Former Italian Prime Minister: Expanding European Union Was ‘Colossal Error’
Speaking at a November 29 presentation of a book about the Roman Empire, former Italian Prime Minister Mario Draghi lamented the fact that the European Union has no common foreign policy or single army.
By expanding the European Union to 28 members [before Brexit] we made a colossal error [in thinking] that it could work with the rules that were put in place when there were just 12 members. Let’s hope that those founding values that brought us together will hold us together. Today, the growth model has dissolved and we need to reinvent a way of growing.
—Mario Draghi
Single megastate: Draghi is promoting a book by Aldo Cazzullo, titled When We Were Masters of the World. Cazzullo makes the case that Italy is important not only because Ferrari is fast and the pizza is good, but because the idea of world government was born there.

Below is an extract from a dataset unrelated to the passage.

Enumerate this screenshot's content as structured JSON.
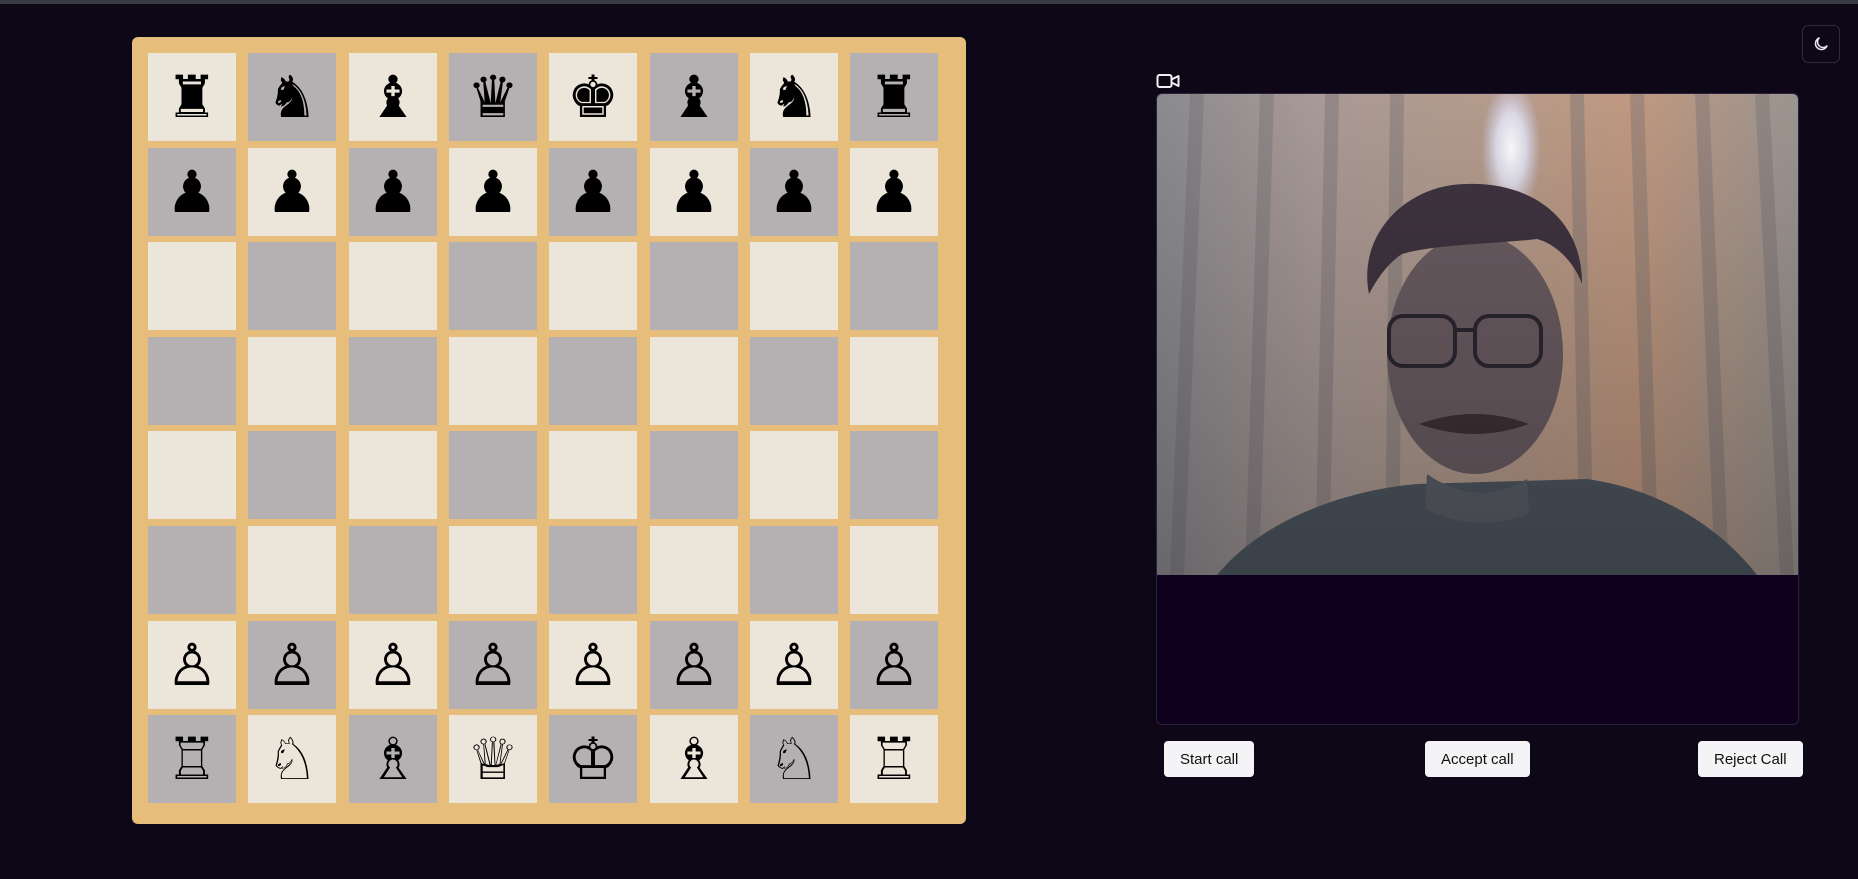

Draghi, discouraged when comparing the EU with the Roman Empire, said Europe should become a “megastate.” He stopped short of saying more nations besides Britain should leave the EU, but he noted that there were too many member states to effectively manage.
Ten kings: For more than 75 years, the Trumpet and our predecessor, the Plain Truth, founded by the late Herbert W. Armstrong, have predicted that the European Union would be pared down to 10 members who would surrender their military might to a pan-European leader playing the role of a modern-day Caesar. Brexit was the beginning of this paring down process, but European leaders like Draghi are realizing the EU needs fewer members if it wants to rule the world.